When DC and Marvel co-produced a series of mashups of their characters under the Amalgam imprint in 1996, my own doodlings naturally resulted in Forbush Bug sketches now reposing in a box somewhere.
Ambush Bug #3 © 1985 DC Comics. Not Brand Echh #5 © 1968 Marvel Comics.
That hippie dude in the bowler is known as the Little Snot and is the creation of
CAPA-Alpha member Sam Schraeger. Sam’s apazines frequently included misadventures of the misbegotten misanthrope and he roped me all too happily into collaborating more than once. I even talked a surprisingly reluctant Phil Foglio — the man behind What’s New with Phil & Dixie, Buck Godot, and Xxxenophile — into doing a Little Snot sketch for him. Among Sam’s favorite characters was Herbie Popnecker, the very offbeat hero introduced by Robert Hughes and Ogden Whitney in 1958, known to ask “You want I should bop you with this here lollipop?”

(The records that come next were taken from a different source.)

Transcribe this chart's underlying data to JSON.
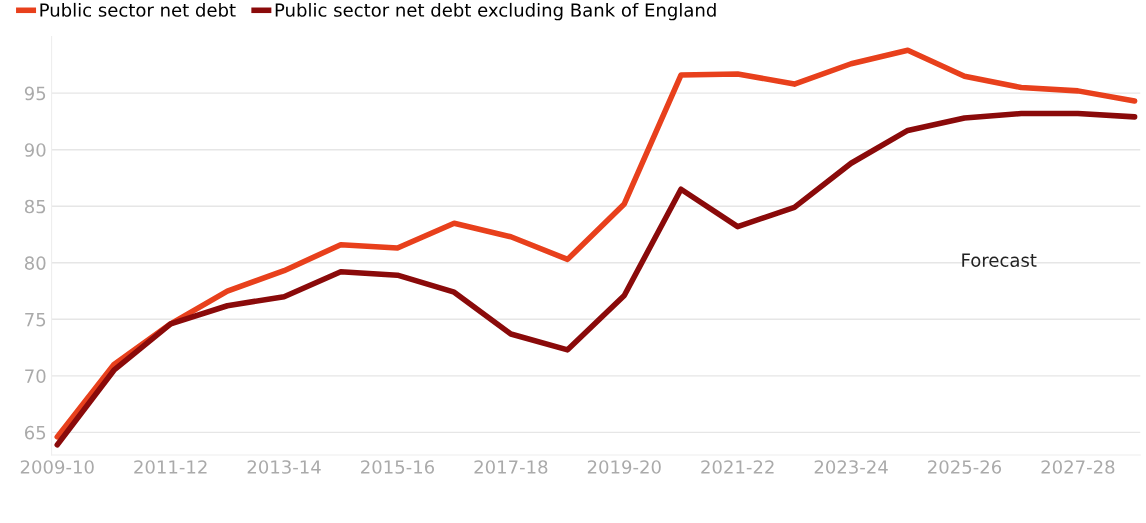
{
  "chart_data": {
    "type": "line",
    "categories": [
      "2009-10",
      null,
      "2011-12",
      null,
      "2013-14",
      null,
      "2015-16",
      null,
      "2017-18",
      null,
      "2019-20",
      null,
      "2021-22",
      null,
      "2023-24",
      null,
      "2025-26",
      null,
      "2027-28",
      null
    ],
    "series": [
      {
        "name": "Public sector net debt",
        "color": "#e8401c",
        "values": [
          64.6,
          71.0,
          74.6,
          77.5,
          79.3,
          81.6,
          81.3,
          83.5,
          82.3,
          80.3,
          85.2,
          96.6,
          96.7,
          95.8,
          97.6,
          98.8,
          96.5,
          95.5,
          95.2,
          94.3
        ]
      },
      {
        "name": "Public sector net debt excluding Bank of England",
        "color": "#8a0a0a",
        "values": [
          63.9,
          70.5,
          74.6,
          76.2,
          77.0,
          79.2,
          78.9,
          77.4,
          73.7,
          72.3,
          77.1,
          86.5,
          83.2,
          84.9,
          88.8,
          91.7,
          92.8,
          93.2,
          93.2,
          92.9
        ]
      }
    ],
    "ylim": [
      63,
      100
    ],
    "yticks": [
      65,
      70,
      75,
      80,
      85,
      90,
      95
    ],
    "grid": "y",
    "legend": "top left",
    "marker": "none",
    "line_style": "solid",
    "annotations": [
      "Forecast"
    ]
  }
}
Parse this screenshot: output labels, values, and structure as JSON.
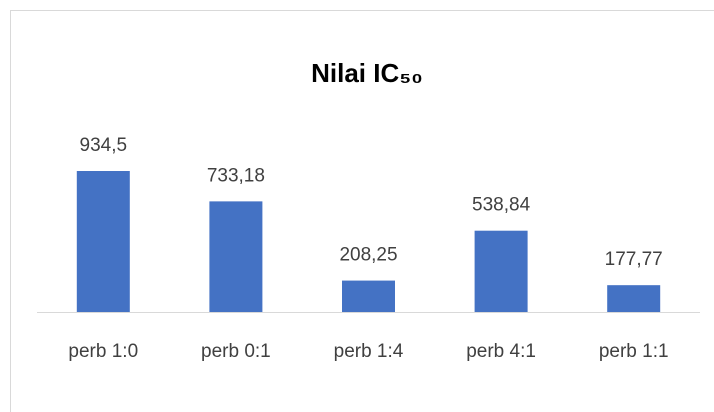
{
  "chart_data": {
    "type": "bar",
    "title": "Nilai IC₅₀",
    "categories": [
      "perb 1:0",
      "perb 0:1",
      "perb 1:4",
      "perb 4:1",
      "perb 1:1"
    ],
    "values": [
      934.5,
      733.18,
      208.25,
      538.84,
      177.77
    ],
    "value_labels": [
      "934,5",
      "733,18",
      "208,25",
      "538,84",
      "177,77"
    ],
    "color": "#4472c4"
  }
}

Exactly how this crossover came about I can’t recall, but in 1997 I drew the following homage to the cover of Mad #1 with a title inspired by Not Brand Echh and corner box based on that of Marvel’s short-lived Pop Art label. Herbie’s in that corner box. Ambush Bug and Forbush Man are, obviously, in place of the characters from the original cover cowering at the coming of whoever/whatever Melvin is. The Little Snot is grabbing his junk, flipping the bird, and exclaiming... something, something that I’m sure is typically vulgar. It’s possible that Sam wanted to hand-write different contents for that word balloon on every copy he printed; it’s also possible that he either didn’t know what he wanted Snot to be saying when I drew it up or that what he wanted Snot to say was so beyond the pale that I refused to letter it, although if that’s the case I’m pretty sure I’d have remembered what it was.

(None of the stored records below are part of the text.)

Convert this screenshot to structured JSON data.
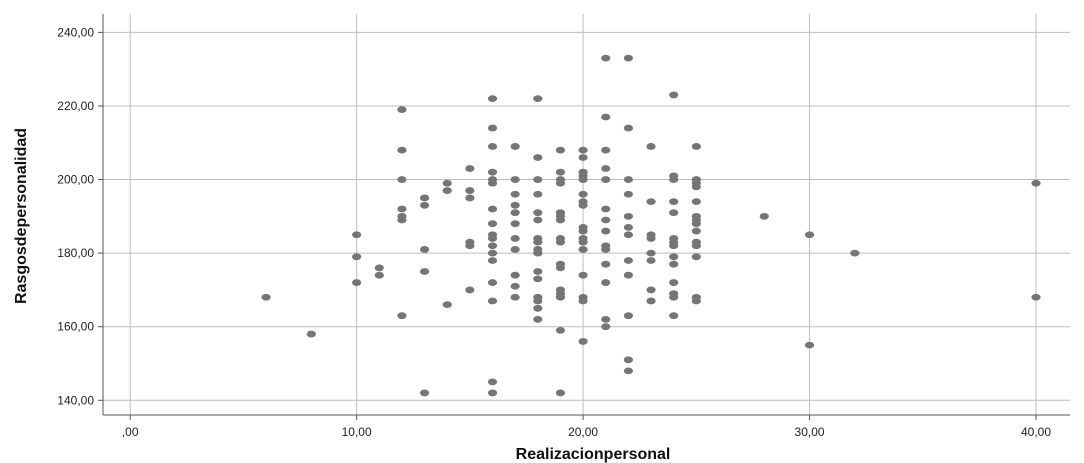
{
  "chart_data": {
    "type": "scatter",
    "xlabel": "Realizacionpersonal",
    "ylabel": "Rasgosdepersonalidad",
    "xlim": [
      -1.2,
      41.5
    ],
    "ylim": [
      136,
      245
    ],
    "grid": true,
    "x_ticks": [
      0,
      10,
      20,
      30,
      40
    ],
    "x_tick_labels": [
      ",00",
      "10,00",
      "20,00",
      "30,00",
      "40,00"
    ],
    "y_ticks": [
      140,
      160,
      180,
      200,
      220,
      240
    ],
    "y_tick_labels": [
      "140,00",
      "160,00",
      "180,00",
      "200,00",
      "220,00",
      "240,00"
    ],
    "marker_color": "#757575",
    "grid_color": "#bdbdbd",
    "points": [
      [
        6,
        168
      ],
      [
        8,
        158
      ],
      [
        10,
        185
      ],
      [
        10,
        179
      ],
      [
        10,
        172
      ],
      [
        11,
        176
      ],
      [
        11,
        174
      ],
      [
        12,
        219
      ],
      [
        12,
        208
      ],
      [
        12,
        200
      ],
      [
        12,
        192
      ],
      [
        12,
        190
      ],
      [
        12,
        189
      ],
      [
        12,
        163
      ],
      [
        13,
        195
      ],
      [
        13,
        193
      ],
      [
        13,
        181
      ],
      [
        13,
        175
      ],
      [
        13,
        142
      ],
      [
        14,
        199
      ],
      [
        14,
        197
      ],
      [
        14,
        166
      ],
      [
        15,
        203
      ],
      [
        15,
        197
      ],
      [
        15,
        195
      ],
      [
        15,
        183
      ],
      [
        15,
        182
      ],
      [
        15,
        170
      ],
      [
        16,
        222
      ],
      [
        16,
        214
      ],
      [
        16,
        209
      ],
      [
        16,
        202
      ],
      [
        16,
        200
      ],
      [
        16,
        199
      ],
      [
        16,
        192
      ],
      [
        16,
        188
      ],
      [
        16,
        185
      ],
      [
        16,
        184
      ],
      [
        16,
        182
      ],
      [
        16,
        180
      ],
      [
        16,
        178
      ],
      [
        16,
        172
      ],
      [
        16,
        167
      ],
      [
        16,
        145
      ],
      [
        16,
        142
      ],
      [
        17,
        209
      ],
      [
        17,
        200
      ],
      [
        17,
        196
      ],
      [
        17,
        193
      ],
      [
        17,
        191
      ],
      [
        17,
        188
      ],
      [
        17,
        184
      ],
      [
        17,
        181
      ],
      [
        17,
        174
      ],
      [
        17,
        171
      ],
      [
        17,
        168
      ],
      [
        18,
        222
      ],
      [
        18,
        206
      ],
      [
        18,
        200
      ],
      [
        18,
        196
      ],
      [
        18,
        191
      ],
      [
        18,
        189
      ],
      [
        18,
        184
      ],
      [
        18,
        183
      ],
      [
        18,
        181
      ],
      [
        18,
        180
      ],
      [
        18,
        175
      ],
      [
        18,
        173
      ],
      [
        18,
        168
      ],
      [
        18,
        167
      ],
      [
        18,
        165
      ],
      [
        18,
        162
      ],
      [
        19,
        208
      ],
      [
        19,
        202
      ],
      [
        19,
        200
      ],
      [
        19,
        199
      ],
      [
        19,
        191
      ],
      [
        19,
        190
      ],
      [
        19,
        189
      ],
      [
        19,
        184
      ],
      [
        19,
        183
      ],
      [
        19,
        177
      ],
      [
        19,
        176
      ],
      [
        19,
        170
      ],
      [
        19,
        169
      ],
      [
        19,
        168
      ],
      [
        19,
        159
      ],
      [
        19,
        142
      ],
      [
        20,
        208
      ],
      [
        20,
        206
      ],
      [
        20,
        202
      ],
      [
        20,
        201
      ],
      [
        20,
        200
      ],
      [
        20,
        196
      ],
      [
        20,
        194
      ],
      [
        20,
        193
      ],
      [
        20,
        187
      ],
      [
        20,
        186
      ],
      [
        20,
        184
      ],
      [
        20,
        183
      ],
      [
        20,
        181
      ],
      [
        20,
        174
      ],
      [
        20,
        168
      ],
      [
        20,
        167
      ],
      [
        20,
        156
      ],
      [
        21,
        233
      ],
      [
        21,
        217
      ],
      [
        21,
        208
      ],
      [
        21,
        203
      ],
      [
        21,
        200
      ],
      [
        21,
        192
      ],
      [
        21,
        189
      ],
      [
        21,
        186
      ],
      [
        21,
        182
      ],
      [
        21,
        181
      ],
      [
        21,
        177
      ],
      [
        21,
        172
      ],
      [
        21,
        162
      ],
      [
        21,
        160
      ],
      [
        22,
        233
      ],
      [
        22,
        214
      ],
      [
        22,
        200
      ],
      [
        22,
        196
      ],
      [
        22,
        190
      ],
      [
        22,
        187
      ],
      [
        22,
        185
      ],
      [
        22,
        178
      ],
      [
        22,
        174
      ],
      [
        22,
        163
      ],
      [
        22,
        151
      ],
      [
        22,
        148
      ],
      [
        23,
        209
      ],
      [
        23,
        194
      ],
      [
        23,
        185
      ],
      [
        23,
        184
      ],
      [
        23,
        180
      ],
      [
        23,
        178
      ],
      [
        23,
        170
      ],
      [
        23,
        167
      ],
      [
        24,
        223
      ],
      [
        24,
        201
      ],
      [
        24,
        200
      ],
      [
        24,
        194
      ],
      [
        24,
        191
      ],
      [
        24,
        184
      ],
      [
        24,
        183
      ],
      [
        24,
        182
      ],
      [
        24,
        179
      ],
      [
        24,
        177
      ],
      [
        24,
        172
      ],
      [
        24,
        169
      ],
      [
        24,
        168
      ],
      [
        24,
        163
      ],
      [
        25,
        209
      ],
      [
        25,
        200
      ],
      [
        25,
        199
      ],
      [
        25,
        198
      ],
      [
        25,
        194
      ],
      [
        25,
        190
      ],
      [
        25,
        189
      ],
      [
        25,
        188
      ],
      [
        25,
        186
      ],
      [
        25,
        183
      ],
      [
        25,
        182
      ],
      [
        25,
        179
      ],
      [
        25,
        168
      ],
      [
        25,
        167
      ],
      [
        28,
        190
      ],
      [
        30,
        185
      ],
      [
        30,
        155
      ],
      [
        32,
        180
      ],
      [
        40,
        199
      ],
      [
        40,
        168
      ]
    ]
  }
}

Just to wrap up, because I said I’d get back to it, let me add that while Mike’s Amazing World of Comics — the sole website that I know of to comprehensively offer even approximate on-sale dates for comic books — has Mad #1 released on October 1st, 1952, other websites date the issue to August. Not only would August be more consistent with the two-month gap between cover/indicia dates and true publication dates for most comic-book publishers for most of the history of the US comic-book industry, but an
E-mail exchange with the Amazing World’s very own Mike Voiles today confirmed that his EC dates aren’t sourced through house ads, distributor catalogs, and other trade publications like the on-sale dates for DC and, more recently, some other publishers for whom release dates can be sussed out. Unfortunately I’d already put off writing this piece until this week before attempting to verify October as the on-sale date for Mad #1 as well as its cover date (or half of it, since it reads Oct.-Nov. due to being launched bimonthly).
I’ll try to have that all straightened out by the time the issue and series turn 75 in 2027.